In (function space) interpolation theory, a Banach space $E$ is of class $J(\theta)$ (for $0 < \theta < 1$) if $$X \cap Y \subseteq E \subseteq X+Y,$$ where $(X,Y)$ are Banach spaces and form an interpolation couple, and there exists a constant $C>0$ such that

$$\|x\|_E \leq C \|x\|_X^{1-\theta} \|x\|_Y^\theta \quad \text{for all}~x \in X\cap Y.$$

It is known that if $E$ is of class $J(\theta)$, then $(X,Y)_{\theta,1} \hookrightarrow E$, and every real or complex interpolation space of parameter $\theta$ is of class $J(\theta)$.

Now I am interested in a sort of reversion of this property in the case of Besov spaces $B^\theta_{p,1}(\Omega)$, where $X = L^p(\Omega)$ and $Y = W^{1,p}(\Omega)$ for $1 < p <\infty$ and $\Omega$ being either $\mathbb{R}^d$ or a bounded extension domain in the $L^p$- and $W^{1,p}$-sense. More specifically:

Question: Let $(f_n) \subset W^{1,p}(\Omega)$ be a sequence which converges to zero in $$(L^p(\Omega),W^{1,p}(\Omega))_{\theta,1} = B^\theta_{p,1}(\Omega).$$ Does this imply that $$\|f_n\|_{L^p(\Omega)}^{1-\theta}\|f_n\|_{W^{1,p}(\Omega)}^\theta \to 0 \quad \text{as}~n\to\infty~\text{?}$$

The motivation to study this question is from Corollary 2 in Chapter 1.4.7 in Maz'ja's Sobolev spaces where it is established that $$\|\operatorname{tr} f\|_{L^q(\partial\Omega)} \leq C \|f\|_{L^p(\Omega)}^{1-\theta}\|f\|_{W^{1,p}(\Omega)}^\theta \quad \text{for all}~f \in W^{1,p}(\Omega)$$ for suitable combinations of $p,q$ and $\theta$; $\operatorname{tr}$ being the trace operator.

I would like to use this inequality to extend the trace operator from $W^{1,p}(\Omega)$ to $B^\theta_{p,1}(\Omega)$ for which I need to show that the operator is closable there, i.e., if $(f_n) \subset W^{1,p}(\Omega)$ converges to zero in $B^\theta_{p,1}(\Omega)$ and $(\operatorname{tr} f_n)$ converges to some $g \in L^q(\partial \Omega)$, then already $g = 0$.

Due to the real and complex interpolation spaces of parameter $\theta$ between $L^p(\Omega)$ and $W^{1,p}(\Omega)$ being of class $J(\theta)$, the property to be shown would also imply that $(f_n) \to 0$ in such spaces; this however is in compliance with the property that $B^\theta_{p,1}(\Omega)$ already continuously embeds into all those.

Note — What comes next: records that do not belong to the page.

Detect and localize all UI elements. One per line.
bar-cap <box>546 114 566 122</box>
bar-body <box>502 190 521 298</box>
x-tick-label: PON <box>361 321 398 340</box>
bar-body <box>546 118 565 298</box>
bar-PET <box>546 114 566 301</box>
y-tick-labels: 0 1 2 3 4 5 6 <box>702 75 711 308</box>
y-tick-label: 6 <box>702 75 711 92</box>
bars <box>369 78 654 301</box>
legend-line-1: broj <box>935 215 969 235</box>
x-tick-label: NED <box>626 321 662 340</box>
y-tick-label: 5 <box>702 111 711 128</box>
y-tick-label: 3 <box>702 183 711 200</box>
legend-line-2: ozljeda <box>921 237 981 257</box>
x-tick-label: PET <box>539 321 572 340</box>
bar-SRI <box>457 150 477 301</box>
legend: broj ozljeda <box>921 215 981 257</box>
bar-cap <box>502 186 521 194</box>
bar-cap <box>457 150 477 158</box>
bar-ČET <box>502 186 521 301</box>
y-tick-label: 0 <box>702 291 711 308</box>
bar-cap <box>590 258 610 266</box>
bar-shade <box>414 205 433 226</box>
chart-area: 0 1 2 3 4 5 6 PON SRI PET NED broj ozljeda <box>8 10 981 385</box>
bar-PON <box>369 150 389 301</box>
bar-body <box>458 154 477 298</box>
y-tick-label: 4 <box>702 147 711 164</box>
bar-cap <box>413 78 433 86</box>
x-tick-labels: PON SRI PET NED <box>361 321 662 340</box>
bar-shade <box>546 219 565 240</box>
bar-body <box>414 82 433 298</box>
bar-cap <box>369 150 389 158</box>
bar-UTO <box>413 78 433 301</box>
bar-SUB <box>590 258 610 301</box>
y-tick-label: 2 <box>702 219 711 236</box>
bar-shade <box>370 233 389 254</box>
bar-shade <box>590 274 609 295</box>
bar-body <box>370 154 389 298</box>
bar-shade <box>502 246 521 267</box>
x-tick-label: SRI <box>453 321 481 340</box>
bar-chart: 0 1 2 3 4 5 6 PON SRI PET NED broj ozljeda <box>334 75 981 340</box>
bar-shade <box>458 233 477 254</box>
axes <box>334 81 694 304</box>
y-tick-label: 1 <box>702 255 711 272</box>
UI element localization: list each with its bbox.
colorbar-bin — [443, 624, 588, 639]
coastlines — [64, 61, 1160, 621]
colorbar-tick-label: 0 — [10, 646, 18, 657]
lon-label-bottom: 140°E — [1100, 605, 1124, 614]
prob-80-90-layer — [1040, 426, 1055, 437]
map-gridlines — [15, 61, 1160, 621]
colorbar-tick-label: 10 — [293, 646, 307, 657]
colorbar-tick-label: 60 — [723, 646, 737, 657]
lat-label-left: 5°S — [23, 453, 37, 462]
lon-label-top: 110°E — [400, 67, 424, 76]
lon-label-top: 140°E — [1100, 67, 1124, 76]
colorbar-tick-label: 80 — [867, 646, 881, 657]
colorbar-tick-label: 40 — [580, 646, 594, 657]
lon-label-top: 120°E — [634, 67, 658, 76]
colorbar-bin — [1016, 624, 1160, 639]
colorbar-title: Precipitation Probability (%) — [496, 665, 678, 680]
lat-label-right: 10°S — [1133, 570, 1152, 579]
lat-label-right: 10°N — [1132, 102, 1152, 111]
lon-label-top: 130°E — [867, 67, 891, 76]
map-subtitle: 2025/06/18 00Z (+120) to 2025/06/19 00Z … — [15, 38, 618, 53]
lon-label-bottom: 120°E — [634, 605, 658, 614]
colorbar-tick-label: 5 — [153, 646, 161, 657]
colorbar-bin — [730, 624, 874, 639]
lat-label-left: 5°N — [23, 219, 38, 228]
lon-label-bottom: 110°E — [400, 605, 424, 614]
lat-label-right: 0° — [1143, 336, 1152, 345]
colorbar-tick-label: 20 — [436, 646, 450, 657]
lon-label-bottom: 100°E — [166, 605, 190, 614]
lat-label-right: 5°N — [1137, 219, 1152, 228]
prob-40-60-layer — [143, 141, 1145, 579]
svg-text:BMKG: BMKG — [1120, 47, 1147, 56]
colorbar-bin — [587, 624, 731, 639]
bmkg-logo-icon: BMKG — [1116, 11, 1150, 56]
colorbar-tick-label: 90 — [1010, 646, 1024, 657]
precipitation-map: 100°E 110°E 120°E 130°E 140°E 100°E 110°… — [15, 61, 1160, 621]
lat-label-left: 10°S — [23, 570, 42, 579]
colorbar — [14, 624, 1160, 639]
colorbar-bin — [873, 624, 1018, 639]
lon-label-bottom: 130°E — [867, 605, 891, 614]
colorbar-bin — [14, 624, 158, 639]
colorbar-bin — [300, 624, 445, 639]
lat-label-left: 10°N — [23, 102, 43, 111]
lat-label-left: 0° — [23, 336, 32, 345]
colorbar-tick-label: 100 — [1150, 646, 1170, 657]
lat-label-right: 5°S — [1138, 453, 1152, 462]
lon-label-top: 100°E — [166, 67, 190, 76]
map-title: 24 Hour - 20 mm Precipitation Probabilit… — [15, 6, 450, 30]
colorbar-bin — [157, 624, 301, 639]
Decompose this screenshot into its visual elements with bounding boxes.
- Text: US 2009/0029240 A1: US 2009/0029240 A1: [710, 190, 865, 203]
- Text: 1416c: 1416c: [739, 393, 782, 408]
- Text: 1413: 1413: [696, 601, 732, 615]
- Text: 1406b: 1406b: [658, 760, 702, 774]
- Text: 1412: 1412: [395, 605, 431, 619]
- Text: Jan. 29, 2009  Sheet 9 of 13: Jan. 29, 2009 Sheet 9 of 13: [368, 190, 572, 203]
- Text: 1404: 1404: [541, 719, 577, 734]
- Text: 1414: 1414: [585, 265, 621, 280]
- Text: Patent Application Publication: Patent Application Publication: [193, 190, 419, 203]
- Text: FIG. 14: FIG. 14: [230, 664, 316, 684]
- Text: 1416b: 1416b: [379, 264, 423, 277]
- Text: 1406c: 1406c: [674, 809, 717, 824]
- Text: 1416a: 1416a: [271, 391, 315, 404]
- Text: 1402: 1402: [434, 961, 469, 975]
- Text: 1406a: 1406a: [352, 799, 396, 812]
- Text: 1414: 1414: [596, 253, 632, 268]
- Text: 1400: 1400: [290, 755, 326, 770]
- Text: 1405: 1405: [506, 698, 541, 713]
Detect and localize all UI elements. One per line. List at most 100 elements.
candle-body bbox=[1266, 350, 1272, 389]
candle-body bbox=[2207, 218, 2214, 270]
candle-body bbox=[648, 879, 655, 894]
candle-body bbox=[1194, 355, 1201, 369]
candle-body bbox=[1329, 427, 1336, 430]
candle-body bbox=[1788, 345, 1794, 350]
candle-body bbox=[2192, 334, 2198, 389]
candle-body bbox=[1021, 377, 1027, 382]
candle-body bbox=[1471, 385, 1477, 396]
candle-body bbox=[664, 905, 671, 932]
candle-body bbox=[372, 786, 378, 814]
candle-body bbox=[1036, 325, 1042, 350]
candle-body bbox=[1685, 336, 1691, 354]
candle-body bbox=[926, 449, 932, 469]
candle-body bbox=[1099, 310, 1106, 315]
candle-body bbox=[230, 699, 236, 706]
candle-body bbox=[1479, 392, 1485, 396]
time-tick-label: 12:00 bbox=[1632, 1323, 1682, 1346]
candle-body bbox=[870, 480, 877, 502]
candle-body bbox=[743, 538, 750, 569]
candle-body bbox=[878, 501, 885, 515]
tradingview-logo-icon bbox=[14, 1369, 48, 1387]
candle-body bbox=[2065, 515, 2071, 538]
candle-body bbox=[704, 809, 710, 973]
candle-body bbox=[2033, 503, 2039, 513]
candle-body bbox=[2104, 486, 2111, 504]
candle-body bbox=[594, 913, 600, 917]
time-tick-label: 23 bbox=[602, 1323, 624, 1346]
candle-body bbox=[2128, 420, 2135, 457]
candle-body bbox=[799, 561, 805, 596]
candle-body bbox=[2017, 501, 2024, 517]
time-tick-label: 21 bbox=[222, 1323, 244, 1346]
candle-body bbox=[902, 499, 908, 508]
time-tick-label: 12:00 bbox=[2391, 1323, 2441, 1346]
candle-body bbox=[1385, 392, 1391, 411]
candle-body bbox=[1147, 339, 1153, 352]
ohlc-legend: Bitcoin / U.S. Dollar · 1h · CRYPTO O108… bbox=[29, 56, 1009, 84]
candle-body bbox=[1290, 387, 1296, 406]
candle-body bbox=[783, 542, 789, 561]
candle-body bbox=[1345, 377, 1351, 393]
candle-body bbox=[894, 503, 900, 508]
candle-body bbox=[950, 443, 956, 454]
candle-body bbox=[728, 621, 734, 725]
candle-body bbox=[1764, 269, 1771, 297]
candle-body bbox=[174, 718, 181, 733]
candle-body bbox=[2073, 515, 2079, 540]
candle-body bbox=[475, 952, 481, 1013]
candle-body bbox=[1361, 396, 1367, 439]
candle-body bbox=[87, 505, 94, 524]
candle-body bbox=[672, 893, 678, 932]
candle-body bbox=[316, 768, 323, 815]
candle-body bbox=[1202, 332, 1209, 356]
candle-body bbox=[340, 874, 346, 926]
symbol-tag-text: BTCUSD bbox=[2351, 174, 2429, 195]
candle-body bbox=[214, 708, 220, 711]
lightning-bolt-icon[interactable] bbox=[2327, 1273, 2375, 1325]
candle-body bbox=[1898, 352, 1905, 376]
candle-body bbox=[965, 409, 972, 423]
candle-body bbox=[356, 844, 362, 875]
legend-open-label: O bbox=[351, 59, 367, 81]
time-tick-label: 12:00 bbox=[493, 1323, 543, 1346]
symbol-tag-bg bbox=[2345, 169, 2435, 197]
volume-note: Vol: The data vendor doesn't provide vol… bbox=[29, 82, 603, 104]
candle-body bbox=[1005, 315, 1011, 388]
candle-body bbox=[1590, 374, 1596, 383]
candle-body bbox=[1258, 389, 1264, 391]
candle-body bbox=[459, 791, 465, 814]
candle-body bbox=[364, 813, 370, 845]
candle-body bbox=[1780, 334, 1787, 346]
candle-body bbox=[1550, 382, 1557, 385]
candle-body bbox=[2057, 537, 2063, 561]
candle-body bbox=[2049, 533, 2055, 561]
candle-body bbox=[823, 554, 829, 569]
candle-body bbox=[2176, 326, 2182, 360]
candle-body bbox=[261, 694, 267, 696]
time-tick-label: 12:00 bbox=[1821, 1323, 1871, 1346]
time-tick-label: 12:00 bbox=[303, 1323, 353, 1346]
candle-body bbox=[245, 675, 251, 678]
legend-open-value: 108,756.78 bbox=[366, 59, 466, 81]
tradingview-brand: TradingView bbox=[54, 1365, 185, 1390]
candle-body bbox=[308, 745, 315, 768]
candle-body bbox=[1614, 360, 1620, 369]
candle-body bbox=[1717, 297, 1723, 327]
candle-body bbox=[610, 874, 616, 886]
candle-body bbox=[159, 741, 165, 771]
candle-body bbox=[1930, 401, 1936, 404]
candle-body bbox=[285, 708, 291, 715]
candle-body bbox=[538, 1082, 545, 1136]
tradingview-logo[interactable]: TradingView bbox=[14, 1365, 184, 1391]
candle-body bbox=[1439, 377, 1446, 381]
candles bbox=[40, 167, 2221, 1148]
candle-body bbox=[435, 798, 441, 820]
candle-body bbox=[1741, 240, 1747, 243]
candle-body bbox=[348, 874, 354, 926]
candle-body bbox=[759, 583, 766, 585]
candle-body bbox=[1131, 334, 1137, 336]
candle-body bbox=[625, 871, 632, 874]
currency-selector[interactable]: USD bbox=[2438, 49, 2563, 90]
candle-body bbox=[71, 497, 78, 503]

I have tried, amongst other attempts, using the characterization of Besov spaces via an integrated weighted modulus of smoothness (see e.g. this related question) to show that difference quotients of $f_n$ and thus $\|\nabla f_n\|_{L^p(\Omega)}$ stays bounded, but this did not work and I think this claim is too strong (the argument would imply that every convergent sequence in the interpolation space on $\Omega$ also converges weakly in $W^{1,p}(\Omega)$, if I am not mistaken). In the expression to be shown to converge to zero, $\|f_n\|_{W^{1,p}(\Omega)}^\theta$ is allowed to be unbounded in general, because $(f_n)$ goes to 0 in $L^p(\Omega)$ in any case.

Please also note that the way I arrived at the question at hand might be sub-optimal in the sense that I know that the closedness-property of $\operatorname{tr}$ is sufficient for what I want to ultimately show, but might not be the weakest condition (it is only the weakest I could come up with..). It might thus be well possible that the question has a negative answer.